Last week you rebuilt the prompt into something you felt some ownership over. Let that be an evolving blueprint for how to execute on the remainder of your data science design.
Begin a draft both of your written composition and your slide deck. Let these formats work in tandem as you develop your ideas, with your write-up as the more formal of the two.
Your instructor will be pleased if you shed the scaffolding of the course, see your objective clearly, and design a data science concept that captures your team vision. The prompt and the templates are useful starting points, but you should endeavor to create a product that stands under its own weight, so to speak.

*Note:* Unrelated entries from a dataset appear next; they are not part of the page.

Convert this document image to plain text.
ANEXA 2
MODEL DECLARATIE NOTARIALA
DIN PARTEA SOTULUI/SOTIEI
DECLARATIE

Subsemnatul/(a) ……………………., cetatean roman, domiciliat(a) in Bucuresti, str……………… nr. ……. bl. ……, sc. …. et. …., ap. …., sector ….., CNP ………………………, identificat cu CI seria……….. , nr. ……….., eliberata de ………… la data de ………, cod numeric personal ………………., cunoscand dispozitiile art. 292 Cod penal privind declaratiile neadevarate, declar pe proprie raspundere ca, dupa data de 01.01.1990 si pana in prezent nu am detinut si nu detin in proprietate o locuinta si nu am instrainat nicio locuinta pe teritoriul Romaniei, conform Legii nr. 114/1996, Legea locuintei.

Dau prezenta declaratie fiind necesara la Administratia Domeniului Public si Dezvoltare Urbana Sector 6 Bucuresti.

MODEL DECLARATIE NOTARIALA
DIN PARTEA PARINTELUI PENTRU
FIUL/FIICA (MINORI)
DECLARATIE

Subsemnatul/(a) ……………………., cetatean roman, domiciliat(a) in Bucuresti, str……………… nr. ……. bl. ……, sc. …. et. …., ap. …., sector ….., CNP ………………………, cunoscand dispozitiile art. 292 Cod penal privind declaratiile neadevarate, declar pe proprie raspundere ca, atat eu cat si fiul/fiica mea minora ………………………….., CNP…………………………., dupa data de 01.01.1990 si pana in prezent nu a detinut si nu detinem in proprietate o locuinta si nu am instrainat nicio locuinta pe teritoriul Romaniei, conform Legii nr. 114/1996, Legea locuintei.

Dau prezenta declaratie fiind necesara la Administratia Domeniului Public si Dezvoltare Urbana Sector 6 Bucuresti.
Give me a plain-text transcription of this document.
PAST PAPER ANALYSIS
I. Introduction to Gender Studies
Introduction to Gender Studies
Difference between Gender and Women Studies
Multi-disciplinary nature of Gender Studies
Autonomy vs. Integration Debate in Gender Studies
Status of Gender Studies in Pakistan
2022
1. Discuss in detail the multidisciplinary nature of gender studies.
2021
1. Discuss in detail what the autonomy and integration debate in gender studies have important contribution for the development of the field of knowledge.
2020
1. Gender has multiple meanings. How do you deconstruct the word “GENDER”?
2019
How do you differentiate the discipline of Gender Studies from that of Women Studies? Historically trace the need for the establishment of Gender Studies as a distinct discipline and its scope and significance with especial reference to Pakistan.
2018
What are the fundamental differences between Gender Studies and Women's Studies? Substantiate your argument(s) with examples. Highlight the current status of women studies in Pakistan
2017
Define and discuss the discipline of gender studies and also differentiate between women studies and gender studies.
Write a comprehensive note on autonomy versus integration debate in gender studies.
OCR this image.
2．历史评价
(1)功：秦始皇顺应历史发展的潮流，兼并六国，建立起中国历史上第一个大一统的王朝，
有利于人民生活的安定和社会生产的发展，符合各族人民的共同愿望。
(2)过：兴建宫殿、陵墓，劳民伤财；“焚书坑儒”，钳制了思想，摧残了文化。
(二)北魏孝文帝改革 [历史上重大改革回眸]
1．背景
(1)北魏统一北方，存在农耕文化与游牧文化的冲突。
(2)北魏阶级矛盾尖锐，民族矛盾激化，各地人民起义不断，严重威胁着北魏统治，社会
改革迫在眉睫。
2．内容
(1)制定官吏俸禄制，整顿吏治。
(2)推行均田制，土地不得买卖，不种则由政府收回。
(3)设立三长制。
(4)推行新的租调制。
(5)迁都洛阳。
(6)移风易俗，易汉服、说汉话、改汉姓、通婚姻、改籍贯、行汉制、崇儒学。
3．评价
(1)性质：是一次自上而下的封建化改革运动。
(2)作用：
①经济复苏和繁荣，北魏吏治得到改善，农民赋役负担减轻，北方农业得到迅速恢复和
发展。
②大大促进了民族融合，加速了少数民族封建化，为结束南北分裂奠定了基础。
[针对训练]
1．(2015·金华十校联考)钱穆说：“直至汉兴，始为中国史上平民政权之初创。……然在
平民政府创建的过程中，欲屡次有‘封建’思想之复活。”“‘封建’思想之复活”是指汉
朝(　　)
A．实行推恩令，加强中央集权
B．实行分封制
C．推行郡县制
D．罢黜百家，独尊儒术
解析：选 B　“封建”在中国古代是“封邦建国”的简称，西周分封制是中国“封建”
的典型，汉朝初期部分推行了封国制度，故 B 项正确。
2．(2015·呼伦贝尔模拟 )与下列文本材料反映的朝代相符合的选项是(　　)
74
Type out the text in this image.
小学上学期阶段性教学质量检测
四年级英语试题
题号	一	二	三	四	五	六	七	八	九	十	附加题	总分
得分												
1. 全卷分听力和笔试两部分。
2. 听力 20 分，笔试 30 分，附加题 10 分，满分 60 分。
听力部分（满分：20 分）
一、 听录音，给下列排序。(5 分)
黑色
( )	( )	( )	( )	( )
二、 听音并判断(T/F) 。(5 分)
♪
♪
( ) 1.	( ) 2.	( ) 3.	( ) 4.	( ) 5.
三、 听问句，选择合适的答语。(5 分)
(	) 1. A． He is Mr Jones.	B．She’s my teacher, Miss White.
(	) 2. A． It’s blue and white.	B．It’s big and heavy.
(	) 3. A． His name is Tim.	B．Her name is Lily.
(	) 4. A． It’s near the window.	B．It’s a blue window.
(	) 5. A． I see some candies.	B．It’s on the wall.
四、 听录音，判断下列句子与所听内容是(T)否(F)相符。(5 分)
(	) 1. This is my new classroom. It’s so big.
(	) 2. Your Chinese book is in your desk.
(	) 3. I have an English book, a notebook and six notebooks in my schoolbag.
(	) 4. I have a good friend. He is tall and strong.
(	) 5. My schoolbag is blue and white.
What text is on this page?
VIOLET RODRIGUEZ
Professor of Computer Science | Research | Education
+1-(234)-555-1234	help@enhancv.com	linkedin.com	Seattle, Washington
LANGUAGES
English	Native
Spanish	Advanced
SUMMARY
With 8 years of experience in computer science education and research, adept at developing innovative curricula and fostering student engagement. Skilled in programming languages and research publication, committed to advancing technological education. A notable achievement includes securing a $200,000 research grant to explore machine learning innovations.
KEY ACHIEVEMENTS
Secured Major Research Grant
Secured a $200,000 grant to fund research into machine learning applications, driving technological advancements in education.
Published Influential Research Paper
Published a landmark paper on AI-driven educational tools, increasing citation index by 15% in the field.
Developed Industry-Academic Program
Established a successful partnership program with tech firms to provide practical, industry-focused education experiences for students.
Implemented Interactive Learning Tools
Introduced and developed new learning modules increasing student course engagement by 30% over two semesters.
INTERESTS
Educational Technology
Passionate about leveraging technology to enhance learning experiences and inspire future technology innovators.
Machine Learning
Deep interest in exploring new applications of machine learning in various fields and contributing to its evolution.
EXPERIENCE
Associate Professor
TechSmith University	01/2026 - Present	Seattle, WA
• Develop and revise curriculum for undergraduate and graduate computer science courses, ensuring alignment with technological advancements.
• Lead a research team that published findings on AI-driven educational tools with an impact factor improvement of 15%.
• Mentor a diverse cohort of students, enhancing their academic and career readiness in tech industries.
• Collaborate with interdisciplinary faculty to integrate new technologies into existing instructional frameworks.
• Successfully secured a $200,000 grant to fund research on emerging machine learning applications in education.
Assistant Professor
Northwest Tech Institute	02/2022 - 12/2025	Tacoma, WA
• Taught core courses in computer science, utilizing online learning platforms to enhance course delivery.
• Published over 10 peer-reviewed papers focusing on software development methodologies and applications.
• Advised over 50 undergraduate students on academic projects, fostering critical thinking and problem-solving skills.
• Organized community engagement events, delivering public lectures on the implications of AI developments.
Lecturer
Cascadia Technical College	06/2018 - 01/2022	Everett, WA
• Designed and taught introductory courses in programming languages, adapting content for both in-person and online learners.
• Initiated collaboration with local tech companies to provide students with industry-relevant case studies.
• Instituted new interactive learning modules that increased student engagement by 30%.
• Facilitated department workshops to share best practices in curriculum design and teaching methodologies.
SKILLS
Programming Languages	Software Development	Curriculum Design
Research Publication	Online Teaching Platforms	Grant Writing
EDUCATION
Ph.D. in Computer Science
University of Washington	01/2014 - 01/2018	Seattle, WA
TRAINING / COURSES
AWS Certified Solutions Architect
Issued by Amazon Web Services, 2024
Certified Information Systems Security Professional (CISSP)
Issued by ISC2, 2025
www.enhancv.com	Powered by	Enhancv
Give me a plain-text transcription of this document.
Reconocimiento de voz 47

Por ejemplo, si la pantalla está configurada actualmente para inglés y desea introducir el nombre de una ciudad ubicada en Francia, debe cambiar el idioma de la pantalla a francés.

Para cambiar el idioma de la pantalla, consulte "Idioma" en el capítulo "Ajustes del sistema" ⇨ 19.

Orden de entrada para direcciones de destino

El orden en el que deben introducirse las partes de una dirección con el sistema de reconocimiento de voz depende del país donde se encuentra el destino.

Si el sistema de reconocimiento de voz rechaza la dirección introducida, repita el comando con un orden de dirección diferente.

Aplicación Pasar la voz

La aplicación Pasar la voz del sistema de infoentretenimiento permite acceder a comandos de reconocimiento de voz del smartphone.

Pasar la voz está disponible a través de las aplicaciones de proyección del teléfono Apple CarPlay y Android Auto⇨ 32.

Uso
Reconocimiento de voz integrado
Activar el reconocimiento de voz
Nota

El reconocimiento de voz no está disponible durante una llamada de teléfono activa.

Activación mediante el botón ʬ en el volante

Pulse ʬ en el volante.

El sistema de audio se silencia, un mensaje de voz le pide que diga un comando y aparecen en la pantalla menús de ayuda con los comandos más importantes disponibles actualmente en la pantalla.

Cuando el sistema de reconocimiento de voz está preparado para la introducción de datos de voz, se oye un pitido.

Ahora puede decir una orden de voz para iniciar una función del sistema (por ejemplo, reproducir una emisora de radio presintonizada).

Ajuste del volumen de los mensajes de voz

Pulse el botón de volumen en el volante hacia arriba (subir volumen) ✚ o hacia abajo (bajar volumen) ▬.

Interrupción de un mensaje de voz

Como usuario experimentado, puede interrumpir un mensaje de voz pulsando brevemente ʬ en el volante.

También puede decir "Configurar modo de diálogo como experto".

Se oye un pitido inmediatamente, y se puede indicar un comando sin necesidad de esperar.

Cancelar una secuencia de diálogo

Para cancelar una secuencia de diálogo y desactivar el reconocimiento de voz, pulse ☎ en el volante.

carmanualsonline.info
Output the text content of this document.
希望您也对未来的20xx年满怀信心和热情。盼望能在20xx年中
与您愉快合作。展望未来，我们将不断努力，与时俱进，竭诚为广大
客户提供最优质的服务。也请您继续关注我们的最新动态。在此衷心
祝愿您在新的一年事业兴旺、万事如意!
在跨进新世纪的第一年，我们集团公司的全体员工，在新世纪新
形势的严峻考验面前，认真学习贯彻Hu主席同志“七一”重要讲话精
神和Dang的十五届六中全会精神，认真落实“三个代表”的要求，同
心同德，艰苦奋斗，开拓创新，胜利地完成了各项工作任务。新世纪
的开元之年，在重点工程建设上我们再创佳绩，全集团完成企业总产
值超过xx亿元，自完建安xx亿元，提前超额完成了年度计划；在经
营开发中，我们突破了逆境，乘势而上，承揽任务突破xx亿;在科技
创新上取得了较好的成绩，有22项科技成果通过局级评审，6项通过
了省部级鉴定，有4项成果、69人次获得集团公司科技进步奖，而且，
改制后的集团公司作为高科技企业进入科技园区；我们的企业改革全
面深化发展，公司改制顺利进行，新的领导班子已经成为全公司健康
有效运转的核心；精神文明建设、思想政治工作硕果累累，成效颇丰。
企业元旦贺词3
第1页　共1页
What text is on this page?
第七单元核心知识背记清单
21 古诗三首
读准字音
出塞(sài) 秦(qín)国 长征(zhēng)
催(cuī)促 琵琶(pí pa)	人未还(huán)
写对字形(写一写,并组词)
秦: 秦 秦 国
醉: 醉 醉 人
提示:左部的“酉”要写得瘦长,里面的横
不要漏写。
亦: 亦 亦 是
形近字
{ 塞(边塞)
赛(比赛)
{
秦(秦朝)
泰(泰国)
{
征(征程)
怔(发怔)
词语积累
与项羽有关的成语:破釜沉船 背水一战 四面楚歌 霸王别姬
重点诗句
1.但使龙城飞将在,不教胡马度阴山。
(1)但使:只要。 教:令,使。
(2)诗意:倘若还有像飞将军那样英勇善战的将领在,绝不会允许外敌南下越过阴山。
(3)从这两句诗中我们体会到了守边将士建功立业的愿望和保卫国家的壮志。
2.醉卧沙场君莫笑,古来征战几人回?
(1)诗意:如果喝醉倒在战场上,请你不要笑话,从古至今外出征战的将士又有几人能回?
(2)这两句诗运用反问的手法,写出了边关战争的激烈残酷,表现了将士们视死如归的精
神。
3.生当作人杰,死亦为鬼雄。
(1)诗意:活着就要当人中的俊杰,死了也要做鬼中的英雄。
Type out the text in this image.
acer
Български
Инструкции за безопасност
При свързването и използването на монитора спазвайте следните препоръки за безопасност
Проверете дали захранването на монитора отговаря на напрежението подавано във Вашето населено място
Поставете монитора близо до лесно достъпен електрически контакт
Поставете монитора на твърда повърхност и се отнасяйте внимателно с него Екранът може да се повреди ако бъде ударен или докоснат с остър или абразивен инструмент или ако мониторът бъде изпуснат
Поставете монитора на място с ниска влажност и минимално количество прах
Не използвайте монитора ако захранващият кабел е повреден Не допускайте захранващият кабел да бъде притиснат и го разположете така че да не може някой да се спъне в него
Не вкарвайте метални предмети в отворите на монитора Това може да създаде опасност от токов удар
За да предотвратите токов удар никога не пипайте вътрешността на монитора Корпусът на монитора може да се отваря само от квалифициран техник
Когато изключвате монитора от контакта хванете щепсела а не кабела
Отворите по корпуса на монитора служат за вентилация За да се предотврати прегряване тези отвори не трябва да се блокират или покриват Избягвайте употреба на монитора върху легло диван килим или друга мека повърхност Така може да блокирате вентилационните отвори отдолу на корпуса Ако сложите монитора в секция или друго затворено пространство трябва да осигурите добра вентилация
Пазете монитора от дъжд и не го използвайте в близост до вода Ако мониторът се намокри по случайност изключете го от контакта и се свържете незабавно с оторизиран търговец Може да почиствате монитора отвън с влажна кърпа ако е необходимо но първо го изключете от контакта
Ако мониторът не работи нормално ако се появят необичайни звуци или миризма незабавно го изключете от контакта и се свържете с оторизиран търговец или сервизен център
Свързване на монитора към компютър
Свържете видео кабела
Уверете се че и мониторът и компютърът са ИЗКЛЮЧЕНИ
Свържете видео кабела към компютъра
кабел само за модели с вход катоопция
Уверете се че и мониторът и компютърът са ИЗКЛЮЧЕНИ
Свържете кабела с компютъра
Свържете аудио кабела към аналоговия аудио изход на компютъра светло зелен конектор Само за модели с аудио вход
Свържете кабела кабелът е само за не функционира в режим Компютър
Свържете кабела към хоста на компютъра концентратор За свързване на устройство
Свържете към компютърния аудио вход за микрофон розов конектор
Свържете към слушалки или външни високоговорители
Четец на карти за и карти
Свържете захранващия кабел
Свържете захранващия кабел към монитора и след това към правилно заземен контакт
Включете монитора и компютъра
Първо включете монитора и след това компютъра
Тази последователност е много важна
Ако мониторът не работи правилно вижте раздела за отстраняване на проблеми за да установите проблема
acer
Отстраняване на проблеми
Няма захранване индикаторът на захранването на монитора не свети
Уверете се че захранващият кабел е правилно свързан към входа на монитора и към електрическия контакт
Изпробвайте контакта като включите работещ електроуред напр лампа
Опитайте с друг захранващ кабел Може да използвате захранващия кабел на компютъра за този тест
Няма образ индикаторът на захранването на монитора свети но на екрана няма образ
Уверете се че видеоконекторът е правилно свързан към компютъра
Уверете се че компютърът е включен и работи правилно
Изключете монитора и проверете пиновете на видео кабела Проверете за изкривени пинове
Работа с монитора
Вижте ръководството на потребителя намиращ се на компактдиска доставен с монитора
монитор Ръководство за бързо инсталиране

Distribute the workload fairly, and be sure to leave time for editorial work to integrate each individual contribution into a coherent whole. Not all of this editing needs to be done for the work-in-progress, but it will be important to polish the Week 14 final submissions.
Perform
Final: Presentation (50%)
Your client is proposing a data science investment at next month’s board meeting, and she directs your data science team to prepare a design memo and presentation to persuade the board to greenlight the concept. Time to stretch it out, munch on some user stories, and scrum your way to the finish line!
You will prepare your final in two formats, a write-up and a presentation. You should begin work on your presentation after finalizing the outline of your write-up, because the write-up should be more like the master plan, and the presentation more like the publicity for the project. The write-up should be more formal and precise, the presentation more inviting and conversational. Both have the same goals of compelling the client to invest in your data science design and of keeping relevant stakeholders on your side (or at least not giving them reasons to oppose you!).
How to submit
You should use Google Slides, and you may but are not required to use the slide deck template, though please retain the file naming convention if you use a different format. Try to keep pace with the development of your write-up (see below), that is, you should finish your slides up until Act 1.5, That means finishing Act 1, and getting through half of Act 2. The final deck will be 7-10 slides, so aim for 3-5 slides for this checkpoint.
Save your deck in this folder as a working Google Slides doc and as a PDF of the work-in-progress. Be consistent with your file names–the work-in-progress PDF should be overwritten with the most recent version, so that only file for your team is ever in the submission folder, and the last version is your final submission.
Compose
Final: Design (66%)
Your client is proposing a data science investment at next month’s board meeting, and she directs your data science team to prepare a design memo and presentation to persuade the board to greenlight the concept. Time to stretch it out, munch on some user stories, and scrum your way to the finish line!
Last week you assigned yourselves a new prompt in the form of a memo from your client, and now it’s time to execute on Act 1.5! The \(\frac{1}{2}\) here would be the beginning of your Act 2, which could be a strong curtain leading into your technical solution. Your beginning should cover Act 1 and a curtain, such as asking a research question or introducing your Sonic Blade, that indicates where Act 2 will be heading. Work as far as you want, but a draft of Act 1 should be a minimum achievable goal before live session.
How to submit
Continue replacing boilerplate in the write-up template that you began last week. You should fill in the title, abstract, keywords, Act headings, and then body text for at least Act 1 and half of Act 2.